Les clowns proposent, l’enfant dispose. Il est enfin face à des adultes qui n’ont aucune emprise sur lui, ni en matière de soins ni en matière de liens familiaux. Juste des adultes maladroits, vulnérables et faillibles, dans tous les cas surprenants et un brin déraisonnables, pour son plus grand plaisir: «Nous ne cherchons pas à faire rire à tout prix, rappelle Patrick Dordoigne, mais à restituer à l’enfant le goût du jeu, sa place et l’envie de rêver.»

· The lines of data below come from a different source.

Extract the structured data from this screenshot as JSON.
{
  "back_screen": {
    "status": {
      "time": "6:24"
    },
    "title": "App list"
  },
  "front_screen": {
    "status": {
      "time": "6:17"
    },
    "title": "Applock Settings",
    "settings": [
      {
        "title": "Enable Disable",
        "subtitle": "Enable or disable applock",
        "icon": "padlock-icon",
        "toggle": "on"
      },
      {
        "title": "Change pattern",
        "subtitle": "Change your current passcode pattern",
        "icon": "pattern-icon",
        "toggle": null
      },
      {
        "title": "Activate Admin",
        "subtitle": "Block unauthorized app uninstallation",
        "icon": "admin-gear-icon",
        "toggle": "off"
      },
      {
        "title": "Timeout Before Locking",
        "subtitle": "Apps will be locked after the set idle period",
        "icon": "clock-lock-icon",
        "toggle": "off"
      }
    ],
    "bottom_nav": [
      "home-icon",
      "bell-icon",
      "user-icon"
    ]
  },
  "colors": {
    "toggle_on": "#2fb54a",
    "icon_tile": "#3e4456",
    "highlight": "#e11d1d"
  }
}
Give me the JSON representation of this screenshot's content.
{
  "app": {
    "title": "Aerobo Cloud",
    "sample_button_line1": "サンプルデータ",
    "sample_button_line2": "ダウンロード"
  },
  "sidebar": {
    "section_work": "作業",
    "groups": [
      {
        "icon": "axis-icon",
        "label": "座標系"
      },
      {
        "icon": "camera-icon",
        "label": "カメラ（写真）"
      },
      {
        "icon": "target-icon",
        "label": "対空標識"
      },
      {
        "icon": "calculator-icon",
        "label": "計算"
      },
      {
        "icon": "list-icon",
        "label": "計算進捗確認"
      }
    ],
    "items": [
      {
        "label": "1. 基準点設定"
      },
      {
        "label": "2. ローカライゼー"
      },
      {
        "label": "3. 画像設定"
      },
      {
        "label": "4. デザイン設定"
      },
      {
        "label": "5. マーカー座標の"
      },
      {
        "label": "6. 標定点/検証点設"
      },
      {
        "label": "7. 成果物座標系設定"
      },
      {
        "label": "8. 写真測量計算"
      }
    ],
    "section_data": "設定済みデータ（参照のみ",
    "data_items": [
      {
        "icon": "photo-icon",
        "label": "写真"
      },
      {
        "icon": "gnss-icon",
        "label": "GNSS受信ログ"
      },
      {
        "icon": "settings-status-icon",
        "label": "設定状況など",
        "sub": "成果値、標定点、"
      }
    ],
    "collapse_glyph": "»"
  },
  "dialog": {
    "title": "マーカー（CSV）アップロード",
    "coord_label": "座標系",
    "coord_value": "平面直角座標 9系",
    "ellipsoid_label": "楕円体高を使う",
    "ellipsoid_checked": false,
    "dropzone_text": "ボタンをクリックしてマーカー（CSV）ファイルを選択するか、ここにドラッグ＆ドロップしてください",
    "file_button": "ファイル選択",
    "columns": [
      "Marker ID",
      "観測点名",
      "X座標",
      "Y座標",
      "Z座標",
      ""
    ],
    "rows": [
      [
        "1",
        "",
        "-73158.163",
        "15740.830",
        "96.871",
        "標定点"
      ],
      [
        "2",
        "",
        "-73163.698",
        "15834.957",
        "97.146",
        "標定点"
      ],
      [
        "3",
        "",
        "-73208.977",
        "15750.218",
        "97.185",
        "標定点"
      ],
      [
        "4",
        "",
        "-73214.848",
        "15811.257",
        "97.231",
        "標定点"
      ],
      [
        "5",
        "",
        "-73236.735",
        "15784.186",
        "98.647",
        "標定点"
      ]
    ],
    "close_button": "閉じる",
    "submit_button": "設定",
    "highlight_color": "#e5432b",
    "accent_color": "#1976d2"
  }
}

Idem au théâtre: Hors-piste, spectacle tout public prochainement en tournée romande (avec en parallèle des représentations scolaires), s’annonce comme un moment où le rire, l’étonnement et les émotions se télescopent. Montré à plusieurs reprises dans des villes françaises, il y reçoit un accueil unanimement estomaqué et enthousiaste. Sa construction est simple: «Nous avons collecté les rencontres les plus étonnantes vécues par chacun des comédiens afin d’en partager l’intensité et la richesse sous forme théâtrale.
C’est une manière de lever le voile, de les mettre en lumière et de leur restituer une dimension scénique et universelle.» Mais rien de «thérapeutique» dans cette démarche: juste le goût du jeu et de l’expression de la vie dans ses bousculements et sa résistance. Les comédiens incarnent tour à tour leur propre rôle ou celui d’un enfant, d’un parent, d’un soignant: «Nous avons testé le recours à des marionnettes pour incarner nos jeunes partenaires, explique Patrick Dordoigne. Cela ne fonctionnait pas aussi bien que lorsque les comédiens jouaient eux-mêmes les enfants ou adolescents qu’ils avaient côtoyés! A force de jouer pour eux et avec eux, ils en sont devenus les doubles.»
Subtil bazar
Médecins du rire ou docteurs ès rêves, les clowns – danseurs des longs couloirs d’hôpitaux ou jongleurs au pied d’un lit – manient astuces, maladresse finaude et, surtout, délicatesse. Ils prennent connaissance de chaque enfant afin de ne jamais le mettre en échec ou lui porter préjudice. «Il y a un nombre impressionnant d’informations à gérer et à prendre en compte», souligne Patrick Dordoigne qui insiste aussitôt sur la formation de ces soignants en fantaisie: «Nous sommes tous des comédiens issus d’une école de cirque, de l’improvisation, du théâtre de rue, autant de disciplines qui exigent elles aussi un sens aigu de l’observation et des réactions adaptées.» Et chacun mène en parallèle des activités théâtrales «pour continuer à apporter des idées, de la lumière, de la fraîcheur».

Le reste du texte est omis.